President Trump’s critics call him anti-immigrant. But since his 2016 inauguration, the Trump administration has admitted more than 3 million permanently work-authorized immigrants, and nearly as many guest workers who also vie for employment with citizens. More than two years have passed since President Trump’s February 2017 address to Congress wherein he called for reforming, i.e., reducing, legal immigration to protect American workers.

Returning to last month’s dip in wage growth, immigration is a key ingredient that partially explains why incomes declined after several monthly increases. Tight labor markets are an essential component of rising wages. Month-to-month variations like September’s can be expected. But over the long haul, markets must be tight, and therefore immigration low, to sustain consistently higher wages, and to protect American workers from job displacement. This is ironclad Economics 101 that too many establishment media reporters ignore even though it has been established fact for a century.

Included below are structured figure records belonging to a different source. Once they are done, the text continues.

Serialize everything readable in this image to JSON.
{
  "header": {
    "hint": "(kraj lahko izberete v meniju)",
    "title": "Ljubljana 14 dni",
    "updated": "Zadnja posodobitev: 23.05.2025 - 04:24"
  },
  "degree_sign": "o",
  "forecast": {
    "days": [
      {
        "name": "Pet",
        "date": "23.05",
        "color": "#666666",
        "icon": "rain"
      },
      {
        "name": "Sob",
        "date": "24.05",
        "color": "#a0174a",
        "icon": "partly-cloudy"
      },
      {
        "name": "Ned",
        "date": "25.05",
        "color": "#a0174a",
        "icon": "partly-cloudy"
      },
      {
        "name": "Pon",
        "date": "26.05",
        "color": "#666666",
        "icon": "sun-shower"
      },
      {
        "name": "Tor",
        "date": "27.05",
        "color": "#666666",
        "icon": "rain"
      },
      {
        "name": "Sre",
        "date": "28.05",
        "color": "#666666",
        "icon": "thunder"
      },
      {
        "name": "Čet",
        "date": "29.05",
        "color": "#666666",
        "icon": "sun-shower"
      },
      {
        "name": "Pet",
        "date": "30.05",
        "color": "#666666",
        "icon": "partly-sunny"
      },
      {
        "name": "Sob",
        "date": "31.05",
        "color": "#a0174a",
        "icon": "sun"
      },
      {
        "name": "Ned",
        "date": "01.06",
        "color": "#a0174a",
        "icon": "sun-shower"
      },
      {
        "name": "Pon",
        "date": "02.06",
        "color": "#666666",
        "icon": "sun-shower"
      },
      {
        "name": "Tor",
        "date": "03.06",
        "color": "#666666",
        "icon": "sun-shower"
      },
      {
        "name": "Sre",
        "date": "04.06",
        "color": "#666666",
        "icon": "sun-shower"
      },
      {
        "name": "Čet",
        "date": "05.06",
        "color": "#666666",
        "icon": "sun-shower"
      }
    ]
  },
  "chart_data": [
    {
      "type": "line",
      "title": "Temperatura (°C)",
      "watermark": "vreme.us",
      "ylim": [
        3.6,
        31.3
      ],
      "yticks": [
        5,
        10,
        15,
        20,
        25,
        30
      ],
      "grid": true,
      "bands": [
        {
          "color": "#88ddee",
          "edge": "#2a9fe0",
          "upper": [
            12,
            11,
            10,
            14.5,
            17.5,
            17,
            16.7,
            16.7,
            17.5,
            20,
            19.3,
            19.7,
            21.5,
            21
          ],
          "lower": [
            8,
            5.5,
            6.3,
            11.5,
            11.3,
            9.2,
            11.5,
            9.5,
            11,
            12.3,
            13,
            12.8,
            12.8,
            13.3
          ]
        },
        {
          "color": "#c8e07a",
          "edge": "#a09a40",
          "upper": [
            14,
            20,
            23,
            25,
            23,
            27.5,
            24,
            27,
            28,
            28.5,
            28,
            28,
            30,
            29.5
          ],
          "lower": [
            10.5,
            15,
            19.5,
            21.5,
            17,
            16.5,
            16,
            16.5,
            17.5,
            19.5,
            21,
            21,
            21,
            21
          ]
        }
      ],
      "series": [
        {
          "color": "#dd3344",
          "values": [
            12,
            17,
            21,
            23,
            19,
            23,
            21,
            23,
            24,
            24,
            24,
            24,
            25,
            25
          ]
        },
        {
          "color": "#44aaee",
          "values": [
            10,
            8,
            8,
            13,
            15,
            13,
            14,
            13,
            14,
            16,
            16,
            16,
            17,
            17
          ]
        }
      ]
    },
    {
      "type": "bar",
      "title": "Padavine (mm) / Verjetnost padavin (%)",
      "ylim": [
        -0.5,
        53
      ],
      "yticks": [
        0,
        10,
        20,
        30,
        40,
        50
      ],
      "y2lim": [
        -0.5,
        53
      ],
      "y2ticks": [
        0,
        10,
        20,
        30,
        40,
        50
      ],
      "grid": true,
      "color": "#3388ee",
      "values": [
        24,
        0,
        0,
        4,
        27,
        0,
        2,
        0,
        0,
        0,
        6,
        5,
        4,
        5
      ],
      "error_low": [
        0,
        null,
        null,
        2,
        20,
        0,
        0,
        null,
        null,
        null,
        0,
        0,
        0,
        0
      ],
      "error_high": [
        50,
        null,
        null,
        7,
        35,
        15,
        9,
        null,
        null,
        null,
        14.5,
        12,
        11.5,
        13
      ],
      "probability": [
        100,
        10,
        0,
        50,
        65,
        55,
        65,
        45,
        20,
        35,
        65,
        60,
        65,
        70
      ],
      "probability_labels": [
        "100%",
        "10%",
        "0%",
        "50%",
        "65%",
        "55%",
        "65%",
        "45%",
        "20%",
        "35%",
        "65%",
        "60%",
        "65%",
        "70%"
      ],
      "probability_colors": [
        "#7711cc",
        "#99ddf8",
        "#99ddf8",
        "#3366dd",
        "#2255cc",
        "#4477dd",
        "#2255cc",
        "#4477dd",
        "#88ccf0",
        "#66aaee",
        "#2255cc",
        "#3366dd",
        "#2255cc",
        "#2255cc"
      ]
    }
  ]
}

As American Federation of Labor president Samuel Gompers wrote in his 1921 letter, “Those who favor unrestricted immigration care nothing for the people. They are simply desirous of flooding the country with unskilled as well as skilled labor of other lands for the purpose of breaking down American standards.”

No intellectual argument can be made in defense of allowing more years of an annual influx of more than 1 million immigrants. President Trump should return to his American worker advocacy by again taking up the case for lower immigration levels.